Dubbing, as in voice replacement, can be traced back to an article that appeared in the July 1929 issue of Photoplay magazine. Entitled “The Truth About Voice Doubling,” it was an exposé of the then-new Hollywood practice of replacing actor’s voices with those of professional singers.

But it also dealt with an issue critical to Hollywood back in the years 1928-29 — namely the conversion of silent films to talkies. When Paramount decided to convert The Canary Murder Case (1929) to a talkie, its star, Louise Brooks, had already departed for Europe, so another actress was hired to provide the voice. From the article:

“Most of the doubling that Margaret Livingston did for Louise Brooks in The Canary Murder Case was accomplished by ‘dubbing.’ Miss Livingston took up a position before the ‘mike’ [sic] and watched the picture being run on the screen. If Miss Brooks came in a door and said, ‘Hello, everybody, how are you this evening?’ Miss Livingston watched her lips and spoke Miss Brooks’ words into the microphone.

“Thus a soundtrack was made and inserted in the film. And that operation is called ‘dubbing.’

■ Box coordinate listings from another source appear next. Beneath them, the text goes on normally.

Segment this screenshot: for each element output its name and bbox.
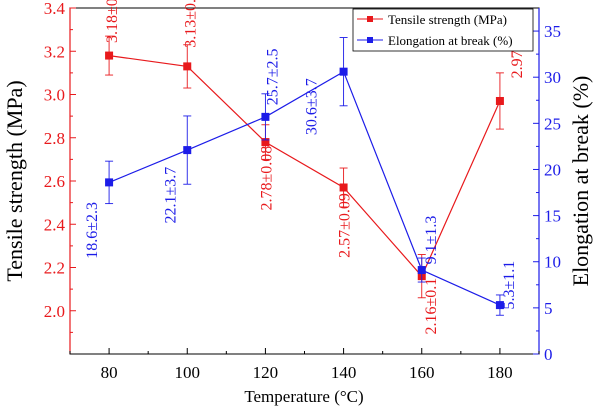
legend-marker-tensile	[367, 16, 373, 22]
right-tick-label: 5	[544, 299, 553, 318]
tensile-data-label: 2.78±0.08	[258, 146, 275, 211]
x-tick-label: 160	[409, 363, 435, 382]
series-layer	[105, 35, 504, 316]
left-axis-title: Tensile strength (MPa)	[2, 80, 27, 281]
left-tick-label: 2.4	[44, 215, 66, 234]
elongation-data-label: 18.6±2.3	[84, 202, 101, 259]
left-axis: 2.0 2.2 2.4 2.6 2.8 3.0 3.2 3.4	[44, 0, 76, 354]
elongation-point	[417, 266, 426, 275]
left-tick-label: 2.2	[44, 259, 65, 278]
elongation-data-label: 25.7±2.5	[264, 49, 281, 106]
elongation-data-label: 9.1±1.3	[423, 216, 440, 265]
tensile-data-label: 2.57±0.09	[337, 193, 354, 258]
left-tick-label: 3.4	[44, 0, 66, 18]
left-tick-label: 3.2	[44, 42, 65, 61]
elongation-point	[261, 112, 270, 121]
legend-box	[352, 8, 534, 52]
legend-label-elongation: Elongation at break (%)	[388, 33, 513, 48]
elongation-data-label: 30.6±3.7	[304, 78, 321, 135]
right-tick-label: 10	[544, 253, 561, 272]
elongation-data-label: 22.1±3.7	[162, 167, 179, 224]
x-tick-label: 120	[253, 363, 279, 382]
tensile-series-line	[109, 55, 501, 278]
elongation-data-label: 5.3±1.1	[501, 261, 518, 310]
legend-label-tensile: Tensile strength (MPa)	[388, 12, 507, 27]
tensile-data-label: 3.18±0.09	[104, 0, 121, 43]
x-tick-label: 100	[175, 363, 201, 382]
legend: Tensile strength (MPa) Elongation at bre…	[352, 8, 534, 52]
left-tick-label: 2.0	[44, 302, 65, 321]
tensile-point	[183, 62, 192, 71]
left-tick-label: 2.6	[44, 172, 65, 191]
right-tick-label: 30	[544, 68, 561, 87]
tensile-point	[261, 138, 270, 147]
elongation-point	[495, 301, 504, 310]
tensile-point	[105, 51, 114, 60]
right-tick-label: 25	[544, 114, 561, 133]
left-tick-label: 2.8	[44, 129, 65, 148]
right-tick-label: 15	[544, 207, 561, 226]
tensile-point	[495, 96, 504, 105]
elongation-point	[105, 178, 114, 187]
tensile-point	[339, 183, 348, 192]
elongation-point	[183, 146, 192, 155]
right-axis: 0 5 10 15 20 25 30 35	[533, 8, 561, 364]
tensile-data-label: 3.13±0.1	[182, 0, 199, 48]
right-axis-title: Elongation at break (%)	[568, 76, 593, 287]
right-tick-label: 0	[544, 345, 553, 364]
x-axis-title: Temperature (°C)	[244, 387, 363, 406]
right-tick-label: 20	[544, 160, 561, 179]
x-tick-label: 80	[101, 363, 118, 382]
elongation-point	[339, 67, 348, 76]
x-axis: 80 100 120 140 160 180	[69, 348, 540, 382]
right-tick-label: 35	[544, 22, 561, 41]
legend-marker-elongation	[367, 37, 373, 43]
tensile-data-label: 2.16±0.1	[423, 278, 440, 335]
elongation-series-line	[108, 70, 501, 306]
x-tick-label: 140	[331, 363, 357, 382]
left-tick-label: 3.0	[44, 86, 65, 105]
x-tick-label: 180	[487, 363, 513, 382]
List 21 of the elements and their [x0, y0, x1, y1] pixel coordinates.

“All synchronizations are dubbed in after the picture is finished. The production is edited and cut to exact running length, then the orchestra is assembled in the monitor room (a room usually the size of an average theatre!) and the score is played as the picture is run. The soundtrack thus obtained is ‘dubbed’ into the sound film or onto the record, depending upon which system is being used.”

While the article correctly notes that the audio recorded after the fact was incorporated into the finished film via dubbing (re-recording), it quickly became commonplace to use the term to also mean the act of voice replacement. Or, dubbing doubles into the dub.